No último ano vimos o Brasil com um destaque mais que especial em pesquisas e desenvolvimentos cientístificos. E tem seis brasileiros que estão mudando o mundo e a gente precisa destacar isso sempre!
De estudos médicos a soluções ambientais, essas iniciativas mostram contribuições importantes em saúde, ciência e acesso a recursos básicos. Parte dessas iniciativas envolve parcerias internacionais, reconhecimento em publicações científicas e aplicações práticas em comunidades.

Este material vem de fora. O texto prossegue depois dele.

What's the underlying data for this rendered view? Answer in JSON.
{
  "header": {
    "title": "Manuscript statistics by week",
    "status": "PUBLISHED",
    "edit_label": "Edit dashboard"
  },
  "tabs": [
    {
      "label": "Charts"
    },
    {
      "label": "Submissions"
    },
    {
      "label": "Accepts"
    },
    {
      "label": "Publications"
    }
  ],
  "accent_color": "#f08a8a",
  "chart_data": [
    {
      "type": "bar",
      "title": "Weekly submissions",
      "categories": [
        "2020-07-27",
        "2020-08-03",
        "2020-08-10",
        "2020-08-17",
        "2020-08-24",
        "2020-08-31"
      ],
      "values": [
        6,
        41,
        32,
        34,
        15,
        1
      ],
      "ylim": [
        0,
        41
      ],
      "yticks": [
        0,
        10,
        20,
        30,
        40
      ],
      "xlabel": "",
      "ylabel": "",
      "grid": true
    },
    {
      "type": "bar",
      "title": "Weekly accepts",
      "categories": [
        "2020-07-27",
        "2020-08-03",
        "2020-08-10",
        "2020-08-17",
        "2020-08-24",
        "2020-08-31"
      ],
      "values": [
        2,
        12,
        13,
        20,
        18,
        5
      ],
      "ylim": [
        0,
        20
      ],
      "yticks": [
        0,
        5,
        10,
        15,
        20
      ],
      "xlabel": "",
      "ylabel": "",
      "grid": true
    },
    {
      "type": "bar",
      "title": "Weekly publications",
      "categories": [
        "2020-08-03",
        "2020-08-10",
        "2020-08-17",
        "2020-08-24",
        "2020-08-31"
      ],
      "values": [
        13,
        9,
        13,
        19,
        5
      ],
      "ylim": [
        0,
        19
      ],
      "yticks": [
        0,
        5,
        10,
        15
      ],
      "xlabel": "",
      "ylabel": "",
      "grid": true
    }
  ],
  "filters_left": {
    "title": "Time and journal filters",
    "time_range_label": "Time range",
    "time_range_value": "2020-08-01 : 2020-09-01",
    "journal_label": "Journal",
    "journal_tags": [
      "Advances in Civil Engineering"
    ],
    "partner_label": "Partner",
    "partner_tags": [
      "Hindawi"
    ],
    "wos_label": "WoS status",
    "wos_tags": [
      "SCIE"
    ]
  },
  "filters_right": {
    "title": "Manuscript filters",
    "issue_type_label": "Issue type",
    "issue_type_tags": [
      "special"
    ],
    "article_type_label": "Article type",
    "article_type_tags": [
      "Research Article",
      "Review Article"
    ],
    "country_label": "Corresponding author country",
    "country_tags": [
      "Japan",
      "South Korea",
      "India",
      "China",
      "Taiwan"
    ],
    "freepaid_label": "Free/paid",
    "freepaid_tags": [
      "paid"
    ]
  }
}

Entre nomes conhecidos e jovens pesquisadores, há trabalhos que vão desde terapias experimentais para lesões neurológicas até tecnologias para diagnóstico de doenças e tratamento de água. Conheça um pouco de cada um deles, que ja foram destaques aqui no Só Notícia Boa.
Dra. Tatiana Sampaio e a pesquisa com polilaminina
A bióloga brasileira Dra. Tatiana Sampaio coordena estudos sobre a polilaminina, uma proteína investigada como tratamento experimental para pessoas com lesões medulares. A pesquisa é desenvolvida na Universidade Federal do Rio de Janeiro e está em fase inicial de testes clínicos acompanhados por órgãos reguladores.
Os estudos avaliam a possibilidade de recuperar sensibilidade e movimentos em pacientes com paraplegia e tetraplegia. Até o momento, dezenas de brasileiros receberam a terapia em protocolos acadêmicos ou por autorização judicial, dentro de critérios específicos de acompanhamento médico.
Uma campanha busca ampliar a visibilidade internacional da pesquisa para que especialistas tomem conhecimento dos resultados preliminares e considerem futuras indicações em premiações científicas.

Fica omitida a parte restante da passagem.